Inspiring literary spam is here
Who said “AI” ain’t good for naught? It turns out, there be a use case! In the recent months, I started receiving more and more digital spam in me inbox. But this time around, it’s spam with flavor. A twist. Lots of emails labeled “a powerful and inspiring catch phrase” + “title of one of my books”. These would be all styled in a cutesy (yet highly repetitive) way so as to supposedly grab my attention, but if you have more than a quarter of a mashed potato in your head, you can easily see this is pure computer-generated pseudo-marketing dross.

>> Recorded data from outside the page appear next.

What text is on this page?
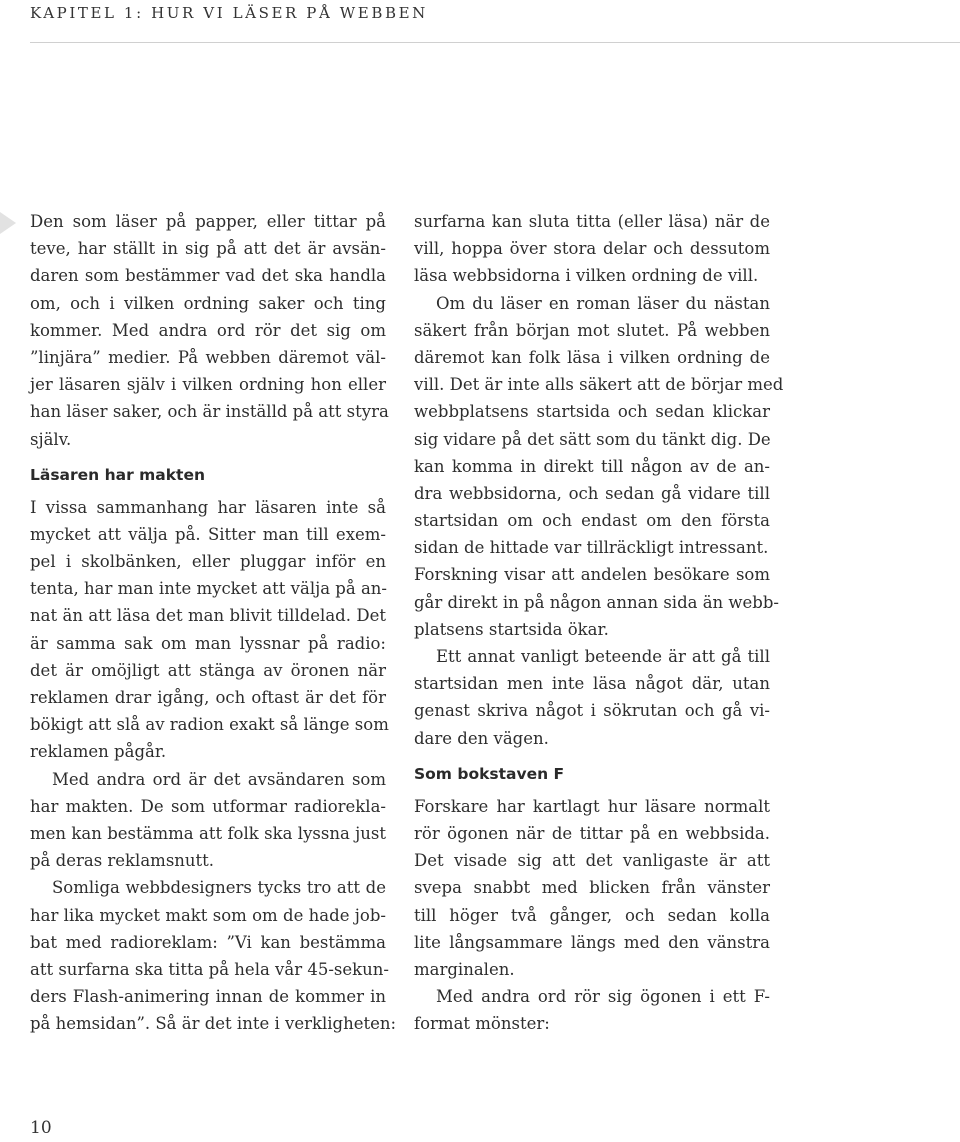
KAPITEL 1: HUR VI LÄSER PÅ WEBBEN
Den som läser på papper, eller tittar på
teve, har ställt in sig på att det är avsän-
daren som bestämmer vad det ska handla
om, och i vilken ordning saker och ting
kommer. Med andra ord rör det sig om
”linjära” medier. På webben däremot väl-
jer läsaren själv i vilken ordning hon eller
han läser saker, och är inställd på att styra
själv.
Läsaren har makten
I vissa sammanhang har läsaren inte så
mycket att välja på. Sitter man till exem-
pel i skolbänken, eller pluggar inför en
tenta, har man inte mycket att välja på an-
nat än att läsa det man blivit tilldelad. Det
är samma sak om man lyssnar på radio:
det är omöjligt att stänga av öronen när
reklamen drar igång, och oftast är det för
bökigt att slå av radion exakt så länge som
reklamen pågår.
Med andra ord är det avsändaren som
har makten. De som utformar radiorekla-
men kan bestämma att folk ska lyssna just
på deras reklamsnutt.
Somliga webbdesigners tycks tro att de
har lika mycket makt som om de hade job-
bat med radioreklam: ”Vi kan bestämma
att surfarna ska titta på hela vår 45-sekun-
ders Flash-animering innan de kommer in
på hemsidan”. Så är det inte i verkligheten:
surfarna kan sluta titta (eller läsa) när de
vill, hoppa över stora delar och dessutom
läsa webbsidorna i vilken ordning de vill.
Om du läser en roman läser du nästan
säkert från början mot slutet. På webben
däremot kan folk läsa i vilken ordning de
vill. Det är inte alls säkert att de börjar med
webbplatsens startsida och sedan klickar
sig vidare på det sätt som du tänkt dig. De
kan komma in direkt till någon av de an-
dra webbsidorna, och sedan gå vidare till
startsidan om och endast om den första
sidan de hittade var tillräckligt intressant.
Forskning visar att andelen besökare som
går direkt in på någon annan sida än webb-
platsens startsida ökar.
Ett annat vanligt beteende är att gå till
startsidan men inte läsa något där, utan
genast skriva något i sökrutan och gå vi-
dare den vägen.
Som bokstaven F
Forskare har kartlagt hur läsare normalt
rör ögonen när de tittar på en webbsida.
Det visade sig att det vanligaste är att
svepa snabbt med blicken från vänster
till höger två gånger, och sedan kolla
lite långsammare längs med den vänstra
marginalen.
Med andra ord rör sig ögonen i ett F-
format mönster:
10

So what gives? Well, apparently Dietrich needs his adventures. Or my career books needs the audience it deserves! Take any of my books, run it through some LLM, get a book summary, and then use that as the opening volley for a marketing email, which is meant to awe and inspire me, and make me believe that YOU and only YOU can solve all my book sales problems, should I have any that is!

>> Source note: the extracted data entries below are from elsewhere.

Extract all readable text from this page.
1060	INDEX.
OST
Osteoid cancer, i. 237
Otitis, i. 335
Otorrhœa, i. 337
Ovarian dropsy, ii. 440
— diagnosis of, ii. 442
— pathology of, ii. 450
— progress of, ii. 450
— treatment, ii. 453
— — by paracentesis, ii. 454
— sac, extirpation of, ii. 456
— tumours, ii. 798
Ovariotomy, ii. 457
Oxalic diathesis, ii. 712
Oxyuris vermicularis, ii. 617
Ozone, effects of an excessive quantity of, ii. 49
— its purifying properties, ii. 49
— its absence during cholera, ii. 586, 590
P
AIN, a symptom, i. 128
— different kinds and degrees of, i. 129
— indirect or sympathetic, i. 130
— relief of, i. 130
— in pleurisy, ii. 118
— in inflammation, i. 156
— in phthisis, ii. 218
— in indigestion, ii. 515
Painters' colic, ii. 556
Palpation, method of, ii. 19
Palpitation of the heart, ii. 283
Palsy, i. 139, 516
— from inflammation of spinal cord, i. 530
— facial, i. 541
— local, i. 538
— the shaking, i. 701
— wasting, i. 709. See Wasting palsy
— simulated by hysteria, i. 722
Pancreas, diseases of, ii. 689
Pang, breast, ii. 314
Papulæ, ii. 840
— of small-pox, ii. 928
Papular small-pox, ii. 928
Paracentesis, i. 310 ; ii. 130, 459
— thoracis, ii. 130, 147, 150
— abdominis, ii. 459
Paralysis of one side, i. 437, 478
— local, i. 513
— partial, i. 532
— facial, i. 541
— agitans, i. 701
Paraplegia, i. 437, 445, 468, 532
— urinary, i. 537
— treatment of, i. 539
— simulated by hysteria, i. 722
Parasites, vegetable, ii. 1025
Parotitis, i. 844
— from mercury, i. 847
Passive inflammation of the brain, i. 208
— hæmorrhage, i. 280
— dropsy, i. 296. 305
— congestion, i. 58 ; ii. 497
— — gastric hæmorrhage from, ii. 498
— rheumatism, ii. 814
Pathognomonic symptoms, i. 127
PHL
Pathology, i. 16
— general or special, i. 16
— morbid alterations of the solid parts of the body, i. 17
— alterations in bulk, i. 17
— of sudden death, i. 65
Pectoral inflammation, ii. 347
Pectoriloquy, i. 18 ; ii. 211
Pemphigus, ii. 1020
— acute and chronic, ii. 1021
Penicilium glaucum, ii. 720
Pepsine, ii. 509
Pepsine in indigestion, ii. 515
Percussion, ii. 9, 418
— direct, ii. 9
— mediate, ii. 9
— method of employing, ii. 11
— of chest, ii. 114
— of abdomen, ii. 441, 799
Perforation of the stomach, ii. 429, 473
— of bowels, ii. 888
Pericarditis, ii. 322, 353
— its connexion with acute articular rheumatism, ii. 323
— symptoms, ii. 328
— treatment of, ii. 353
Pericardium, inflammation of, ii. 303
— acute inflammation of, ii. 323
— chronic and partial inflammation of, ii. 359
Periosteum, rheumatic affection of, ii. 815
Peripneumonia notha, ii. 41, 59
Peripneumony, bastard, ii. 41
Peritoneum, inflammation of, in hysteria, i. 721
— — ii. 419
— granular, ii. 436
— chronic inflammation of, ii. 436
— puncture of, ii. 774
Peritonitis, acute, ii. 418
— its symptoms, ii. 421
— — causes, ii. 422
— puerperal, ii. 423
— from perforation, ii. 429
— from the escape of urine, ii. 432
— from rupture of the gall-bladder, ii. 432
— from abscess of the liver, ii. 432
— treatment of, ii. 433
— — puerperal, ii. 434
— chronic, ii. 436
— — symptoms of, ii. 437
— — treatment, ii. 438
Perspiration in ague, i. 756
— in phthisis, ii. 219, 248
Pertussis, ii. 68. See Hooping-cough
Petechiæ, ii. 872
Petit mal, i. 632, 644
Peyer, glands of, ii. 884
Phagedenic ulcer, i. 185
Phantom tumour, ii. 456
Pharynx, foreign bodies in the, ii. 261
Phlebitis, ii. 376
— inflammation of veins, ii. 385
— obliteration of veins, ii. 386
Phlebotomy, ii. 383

Funnily, long long time ago, I pitched the following idea: I would give any marketing wizard 50% of my book profits if they truly show they are as good as they say. In other words, no sale, no pay, much sale, much pay, very nice. A very honest proposal, you would say, no? Alas, not a single soul answered the call, probably because they weren’t so sure they could cast the necessary magic, I guess. Or something. It doesn’t matter.
But here we are. This is but a brief article meant to amuse you, nothing more, nothing less. Once upon a time, writing “personal” marketing email was semi-hard. The person drafting the email had to actually bother doing a modicum of research, or at least try hard making a unique impression, so the other party would sort of believe that it ain’t just spam. Now, the machines give us all a fresh take on the bland foot-in-the-door nonsense. The thing is, if you read such emails, and all you see is your own backcover text reflected at you in a reworded manner, you can easily tag the material ash AI-generated spam, and toss it away. The machines still have a way to go to be able to convince cynics and skeptics like me. From your favorite author, farewell.